Один за другим проплывают пустые вагончики. Вот очень странный весь забран решеткой. О нем неинтересно думать, и вы переводите взгляд с неба на землю и обратно. Отчего-то всплывают в памяти китайцы: они называли свою империю "Поднебесной". Наверное, с точки зрения ласточек это и имеет какой-то смысл, но здесь, в громыхающем под небесами ведре, аналогия выглядит неуместной или двусмысленной. На какой-то момент внизу открывается ровная, устланная мягкой травой поляна; вагончик движется метрах в пяти над ней, и отчего-то очень хочется прыгнуть, уткнувшись лицом в ароматные волны; должно быть, эта мысль также запланирована устроителями канатки: в соседнем вагончике раздаются крики и призывный смех; юноша, размахивая недопитой пивной бутылкой, делает вид, что собирается вниз, а неумело покрашенные в блондинок девушки как бы пытаются его отговорить. Самое забавное, что прыгнуть действительно можно (и безопасно), но это будет уже совершенно другой аттракцион, нарушающий мудрые законы канатки, согласно которым одного желания "сойти с поезда" уже совершенно достаточно для успешной, полной впечатлений поездки.

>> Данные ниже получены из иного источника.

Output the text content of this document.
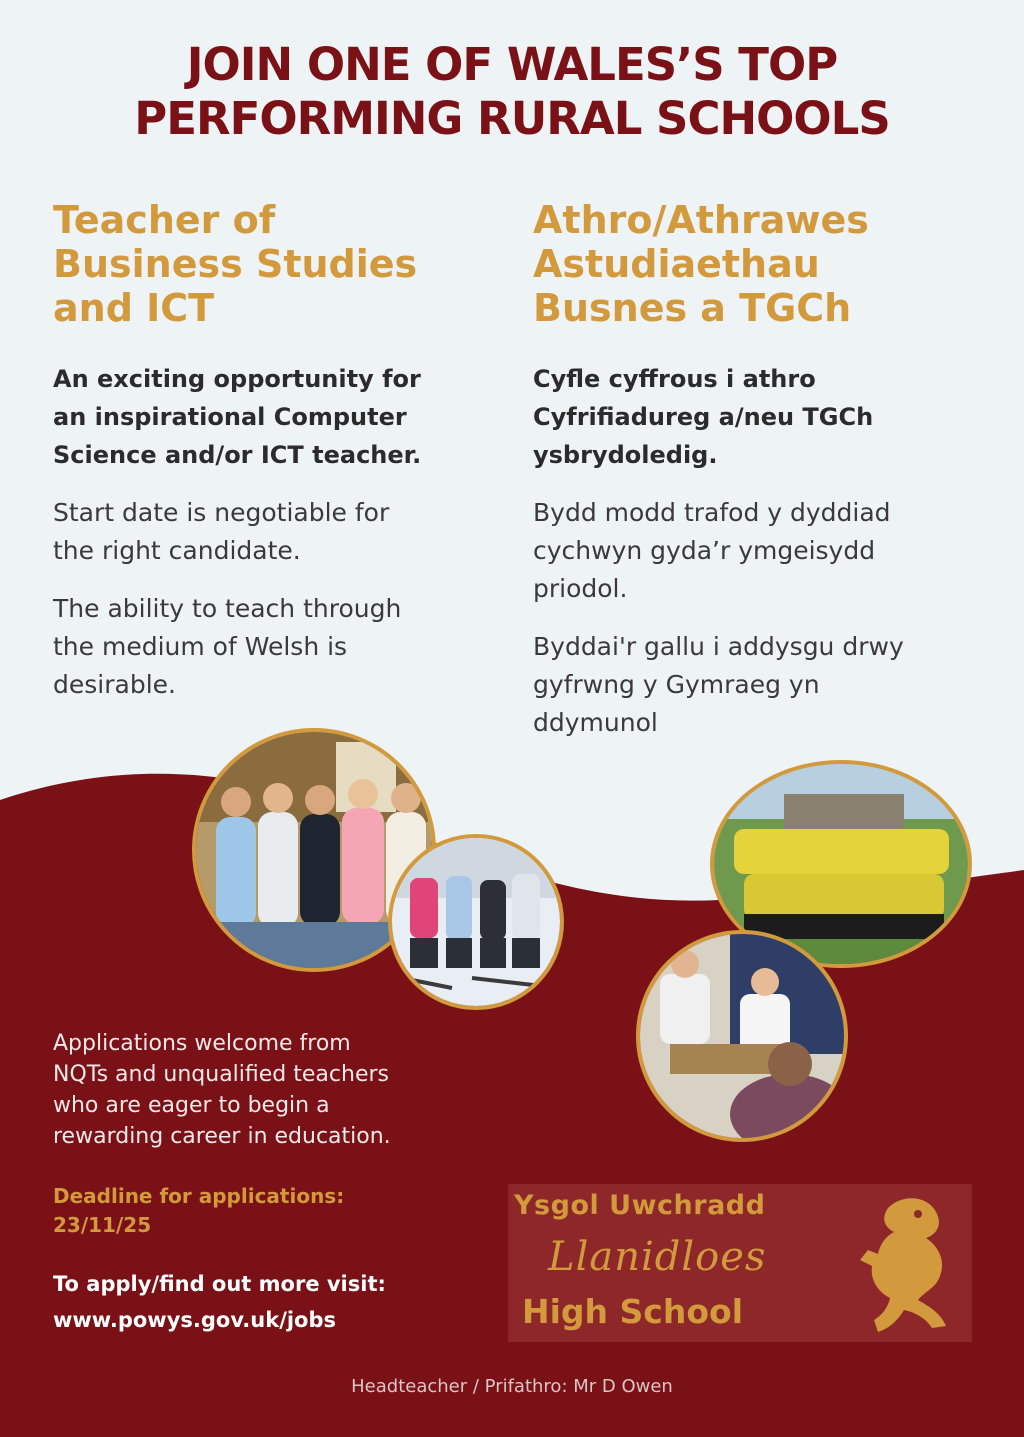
JOIN ONE OF WALES’S TOP
PERFORMING RURAL SCHOOLS
Teacher of
Business Studies
and ICT
An exciting opportunity for
an inspirational Computer
Science and/or ICT teacher.
Start date is negotiable for
the right candidate.
The ability to teach through
the medium of Welsh is
desirable.
Athro/Athrawes
Astudiaethau
Busnes a TGCh
Cyfle cyffrous i athro
Cyfrifiadureg a/neu TGCh
ysbrydoledig.
Bydd modd trafod y dyddiad
cychwyn gyda’r ymgeisydd
priodol.
Byddai'r gallu i addysgu drwy
gyfrwng y Gymraeg yn
ddymunol
Applications welcome from
NQTs and unqualified teachers
who are eager to begin a
rewarding career in education.
Deadline for applications:
23/11/25
To apply/find out more visit:
www.powys.gov.uk/jobs
Ysgol Uwchradd
Llanidloes
High School
Headteacher / Prifathro: Mr D Owen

Путешествие занимает немного времени; вот уже виден конец - пункт "б", импровизированный вокзал по ту сторону. Вы различаете фигуры ожидающих своей посадки, неизменную старушку и тронутый ржавчиной четырехугольный щит с устрашающей надписью: "Выход обязателен! ОПАСНО". И здесь щит прав: прежде, чем принять в себя новых путников, вагоны стремительно погружаются в черную рокочущую бездну, поименованную табличкой "Машинное отделение". Именно там, я полагаю, и находится то самое колесо (вал, ротор), служащее причиной движения пронумерованных стальных ведерок, уцепившихся за трос стальным неразгибающимся пальцем, - туда и обратно.
Старушка рысью кидается к вашему вагончику: вероятно, ваш не в меру задумчивый вид встревожил ее. Она молчит, но всем своим видом дает понять: пора! Вы встаете и одним движением (прыжок, побег) покидаете вагон, наблюдая как медленно он движется в царство, доступ в которое вам закрыт. И слава Богу!
ТАБУРЕТКА
Сознательная жизнь моя, дорогой профессор, началась с того, что я разучился смеяться. Случилось это года в два или в три, хотя, собственно, ничего особенного тут и не вспомнишь, кроме некоторых ускользающих деталей, скажем, салатового оттенка стен в бабушкиной спальне или запаха ножной швейной машинки, который в ту пору состоял из равных долей машинного масла, старого, нагретого солнцем дерева и селедки с луком (обычно бабушка любила шить после обеда, странно убаюкивая меня стрекотанием своего допотопного "Зингера"). Вот в такое-то время я однажды заснул часа на два, а проснувшись, ощутил, что не могу больше смеяться так, как раньше. Событием это, конечно, назвать нельзя, я и сам не почувствовал, что произошло нечто важное, просто теперь я смеялся иначе. Что значит "раньше", и тогда, и уж тем более, сейчас, сказать невозможно, поскольку до того момента самоосознание, в котором я нахожу причину и источник всех своих последующих несчастий, дремало или отсутствовало. Может быть, оно существовало в той форме, которая не причиняет боли, не вопреки всем порывам и устремлениям человеческого существа, а наоборот - в поддержку, кто знает? Как именно я смеялся прежде и что утратил, проснувшись однажды под монотонный треск швейной машинки, - загадка, но с того дня и часа небольшая мясная куколка, которую звали так-то и так-то, ступила своими слабыми ножками на широкую дорогу, которая вначале, казалось, вела к горизонту, а затем, как выяснилось, именно к горизонту и вела, оканчиваясь в одном нелепом месте могилой.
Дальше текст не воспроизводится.